15 Şubat 2010

Ah Busacca unutulur mu o hareket


İsviçre'de karnaval zamanı. Hiç unutulur mu o hareket?

Massimo Busacca'yı bütün bir ömrü boyunca gölge gibi takip edecek. Buyurunuz fotoğraf bunun bir kanıtı.

Şeytanın bacağı bu kez kırılır mı?

Manchester United ve AC Milan arasındaki maçlar. Görüldüğü üzere Manchester United'ın Milano'da henüz golü olmadığı gibi, rakibini hiç eleyememiş de.

Öte taraftan Rooney, kariyerinin en parlak günlerini yaşıyor. Sorumuz şu; ManU gol atar mı? Turu geçebilir mi?

1958 Manchester United: 2 - AC Milan: 1/AC Milan: 4 - Manchester United: 0
1969 AC Milan: 2 - Manchester United: 0/Manchester United: 1 - AC Milan: 0
2005 Manchester United: 0 - AC Milan: 1/AC Milan: 1 - Manchester United: 0
2007 Manchester United: 3 - AC Milan: 2/AC Milan: 3 - Manchester United: 0

TIR dorsesi altında kalması gereken yaratıklar


Telekom, Beşiktaş maçında linç olayı yaşandı. Spor sayfalarına bakınmayı sevmem o yüzden nasıl görüldü bu haber hiçbir fikrim yok. Baktığım iki gazetede geçiştirilmiş biçimde verilmişti.
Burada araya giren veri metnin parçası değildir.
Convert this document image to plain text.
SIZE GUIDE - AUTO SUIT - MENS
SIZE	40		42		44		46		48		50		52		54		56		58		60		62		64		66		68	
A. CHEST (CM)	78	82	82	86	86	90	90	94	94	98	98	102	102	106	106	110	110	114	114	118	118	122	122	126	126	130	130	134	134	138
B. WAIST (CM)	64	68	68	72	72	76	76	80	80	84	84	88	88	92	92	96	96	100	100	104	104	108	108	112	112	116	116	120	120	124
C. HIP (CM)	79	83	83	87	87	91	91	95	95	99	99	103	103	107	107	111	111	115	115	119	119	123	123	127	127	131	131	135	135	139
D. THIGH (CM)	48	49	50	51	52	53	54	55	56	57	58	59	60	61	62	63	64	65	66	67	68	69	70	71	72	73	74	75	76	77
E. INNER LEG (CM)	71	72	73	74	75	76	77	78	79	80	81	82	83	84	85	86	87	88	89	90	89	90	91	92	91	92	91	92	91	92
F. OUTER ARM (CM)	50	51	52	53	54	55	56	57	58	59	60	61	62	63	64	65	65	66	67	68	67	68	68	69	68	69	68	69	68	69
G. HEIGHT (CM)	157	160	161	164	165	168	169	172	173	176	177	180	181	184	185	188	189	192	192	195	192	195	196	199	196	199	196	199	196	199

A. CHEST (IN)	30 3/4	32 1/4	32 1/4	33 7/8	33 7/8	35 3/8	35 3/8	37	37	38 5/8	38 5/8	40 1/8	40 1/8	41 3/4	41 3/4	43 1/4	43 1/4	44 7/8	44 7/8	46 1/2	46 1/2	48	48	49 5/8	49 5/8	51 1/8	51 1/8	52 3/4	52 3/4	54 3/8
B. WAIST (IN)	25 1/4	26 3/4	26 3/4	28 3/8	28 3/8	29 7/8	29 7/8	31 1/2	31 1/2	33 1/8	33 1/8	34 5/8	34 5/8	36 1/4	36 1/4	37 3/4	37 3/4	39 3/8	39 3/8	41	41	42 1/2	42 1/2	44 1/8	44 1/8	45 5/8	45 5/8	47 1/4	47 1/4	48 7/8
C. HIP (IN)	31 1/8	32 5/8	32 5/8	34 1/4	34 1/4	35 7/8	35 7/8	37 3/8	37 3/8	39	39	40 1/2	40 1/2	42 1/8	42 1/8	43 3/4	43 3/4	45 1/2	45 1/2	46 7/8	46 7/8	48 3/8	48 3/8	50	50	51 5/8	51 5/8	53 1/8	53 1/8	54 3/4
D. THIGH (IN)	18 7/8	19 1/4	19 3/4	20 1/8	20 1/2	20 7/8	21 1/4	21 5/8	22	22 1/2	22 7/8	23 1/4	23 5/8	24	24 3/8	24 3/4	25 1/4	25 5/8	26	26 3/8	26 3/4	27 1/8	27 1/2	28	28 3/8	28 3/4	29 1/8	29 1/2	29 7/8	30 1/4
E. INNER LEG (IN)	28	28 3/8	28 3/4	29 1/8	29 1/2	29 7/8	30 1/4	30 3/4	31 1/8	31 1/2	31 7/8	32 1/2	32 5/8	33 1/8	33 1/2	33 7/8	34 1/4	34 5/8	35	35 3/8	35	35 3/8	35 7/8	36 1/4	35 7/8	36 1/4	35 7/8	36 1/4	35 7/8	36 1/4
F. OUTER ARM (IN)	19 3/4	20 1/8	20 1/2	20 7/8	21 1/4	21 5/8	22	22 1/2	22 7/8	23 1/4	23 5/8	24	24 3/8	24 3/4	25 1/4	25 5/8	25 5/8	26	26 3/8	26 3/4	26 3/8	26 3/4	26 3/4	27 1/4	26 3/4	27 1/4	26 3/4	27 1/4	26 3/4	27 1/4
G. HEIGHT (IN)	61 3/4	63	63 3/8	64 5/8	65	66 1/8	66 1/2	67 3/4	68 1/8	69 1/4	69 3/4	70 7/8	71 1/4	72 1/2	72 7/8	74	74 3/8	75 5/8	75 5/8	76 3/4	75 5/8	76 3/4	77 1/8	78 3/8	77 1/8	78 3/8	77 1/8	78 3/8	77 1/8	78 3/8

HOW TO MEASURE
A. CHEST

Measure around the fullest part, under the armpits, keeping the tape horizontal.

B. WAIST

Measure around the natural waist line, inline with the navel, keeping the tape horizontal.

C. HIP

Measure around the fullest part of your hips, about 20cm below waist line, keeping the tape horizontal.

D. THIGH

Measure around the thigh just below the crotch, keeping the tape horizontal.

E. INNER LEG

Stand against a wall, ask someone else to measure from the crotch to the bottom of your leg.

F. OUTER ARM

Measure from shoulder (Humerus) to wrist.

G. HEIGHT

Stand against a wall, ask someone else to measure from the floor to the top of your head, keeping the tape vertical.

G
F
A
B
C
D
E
Şimdi, suratları daire içine alınmış bu yaratıklar konusunda Ankara Emniyeti'nin bir şey yapmaya niyeti var mıdır merak içindeyim. Kim oldukları belli, ne yaptıkları belli... O zaman niye bir işlem yapılmıyor?

Devletin gücü-kuvveti (!) taş atan, baklava çalan çocuğa mı yetiyor? Sokaktaki vatandaşın, kendi adaletini kendisinin işletmesi işte tam da bu yüzden kaynaklanıyor. Çünkü biliyor ki, yapanın yanında kâr kalacak. Yapan yaptığıyla sağda solda havasını basacak. Olansa linç olan adama olacak.
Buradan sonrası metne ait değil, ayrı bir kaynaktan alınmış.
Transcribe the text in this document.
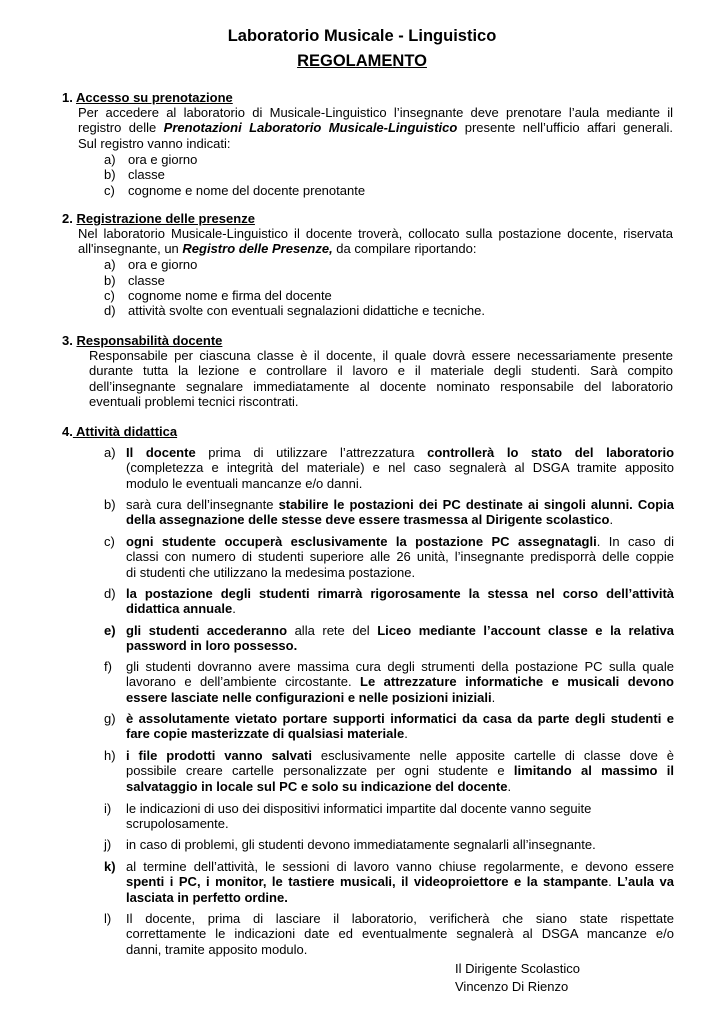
Laboratorio Musicale - Linguistico
REGOLAMENTO
1. Accesso su prenotazione
Per accedere al laboratorio di Musicale-Linguistico l’insegnante deve prenotare l’aula mediante il
registro delle Prenotazioni Laboratorio Musicale-Linguistico presente nell’ufficio affari generali.
Sul registro vanno indicati:
a) ora e giorno
b) classe
c) cognome e nome del docente prenotante
2. Registrazione delle presenze
Nel laboratorio Musicale-Linguistico il docente troverà, collocato sulla postazione docente, riservata
all'insegnante, un Registro delle Presenze, da compilare riportando:
a) ora e giorno
b) classe
c) cognome nome e firma del docente
d) attività svolte con eventuali segnalazioni didattiche e tecniche.
3. Responsabilità docente
Responsabile per ciascuna classe è il docente, il quale dovrà essere necessariamente presente
durante tutta la lezione e controllare il lavoro e il materiale degli studenti. Sarà compito
dell’insegnante segnalare immediatamente al docente nominato responsabile del laboratorio
eventuali problemi tecnici riscontrati.
4. Attività didattica
a) Il docente prima di utilizzare l’attrezzatura controllerà lo stato del laboratorio
(completezza e integrità del materiale) e nel caso segnalerà al DSGA tramite apposito
modulo le eventuali mancanze e/o danni.
b) sarà cura dell’insegnante stabilire le postazioni dei PC destinate ai singoli alunni. Copia
della assegnazione delle stesse deve essere trasmessa al Dirigente scolastico.
c) ogni studente occuperà esclusivamente la postazione PC assegnatagli. In caso di
classi con numero di studenti superiore alle 26 unità, l’insegnante predisporrà delle coppie
di studenti che utilizzano la medesima postazione.
d) la postazione degli studenti rimarrà rigorosamente la stessa nel corso dell’attività
didattica annuale.
e) gli studenti accederanno alla rete del Liceo mediante l’account classe e la relativa
password in loro possesso.
f) gli studenti dovranno avere massima cura degli strumenti della postazione PC sulla quale
lavorano e dell’ambiente circostante. Le attrezzature informatiche e musicali devono
essere lasciate nelle configurazioni e nelle posizioni iniziali.
g) è assolutamente vietato portare supporti informatici da casa da parte degli studenti e
fare copie masterizzate di qualsiasi materiale.
h) i file prodotti vanno salvati esclusivamente nelle apposite cartelle di classe dove è
possibile creare cartelle personalizzate per ogni studente e limitando al massimo il
salvataggio in locale sul PC e solo su indicazione del docente.
i) le indicazioni di uso dei dispositivi informatici impartite dal docente vanno seguite
scrupolosamente.
j) in caso di problemi, gli studenti devono immediatamente segnalarli all’insegnante.
k) al termine dell’attività, le sessioni di lavoro vanno chiuse regolarmente, e devono essere
spenti i PC, i monitor, le tastiere musicali, il videoproiettore e la stampante. L’aula va
lasciata in perfetto ordine.
l) Il docente, prima di lasciare il laboratorio, verificherà che siano state rispettate
correttamente le indicazioni date ed eventualmente segnalerà al DSGA mancanze e/o
danni, tramite apposito modulo.
Il Dirigente Scolastico
Vincenzo Di Rienzo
Tiplere bak zaten ne bok oldukları belli oluyor. Yarının Polat'ları, Memati'leri işte bunlar. Allah belanızı versin sizin. Bir TIR dorsesi altında hayvan leşi gibi gebermeniz dileğiyle.



Siyahlardan kurulu bir lig


Sanıyorum Fenerbahçe'nin en büyük kabusu olurdu. Sabah sabah aklıma geldi ansızın, öyle zorlama filan olmadan.

Gerçekten de en büyük Fenerbahçe'nin Fani Madida'dan bu yana, siyahi oyunculardan çektiğini hiç kimse çekmedi. Zaten Fenerbahçe de, onlardan çekti.

Niye bilmem, rakipte siyahi bir oyuncu varsa, bir de defansta Deniz oynuyorsa o maçta Fenerbahçe'nin kazanamayacağı duygusu ağır basıyor içimde. Tazemata'dan sonra İsaac 4 puanı aldı götürdü.

Aslında bunu bir istatistik olarak toplamak lazım, epey ilginç olurdu. Hatta ben bunu şöyle boş bir vakitte yapayım.

Bu kadar yazdım ama Atkinson'ı unutmuş değilim. Bak şimdi yine aklıma geldi anlatayım, pazartesi sabahı eğlenceli olur.

Atkinson'ın Türkiye'ye geldiği seneydi. Eylül ayı gibi Kemancı'ya gitmiştik birkaç arkadaş. Gece 2 civarı alkol bolca tüketilmiş haliyle, tuvalete girdim. Pisuvar başındayım, şöyle kafayı sola çevirdim Atkinson, sağa çevirdim Uche. "Ne oluyor lan" dedim, kendi kendime. Nasıl bir kabus, nasıl bir kader bu? Atkinson gülümsedi, Uche o cool tavrıyla baktı suratıma. "İyi akşamlar" dedim, çıktım.

Elemanlar mekânda gayet sote bir yerde oturuyorlardı. Yanlarında Rus olduğunu düşündüğüm 6 hatunla birlikte. Gecenin nasıl sonlandığını az çok tahmin ediyorum.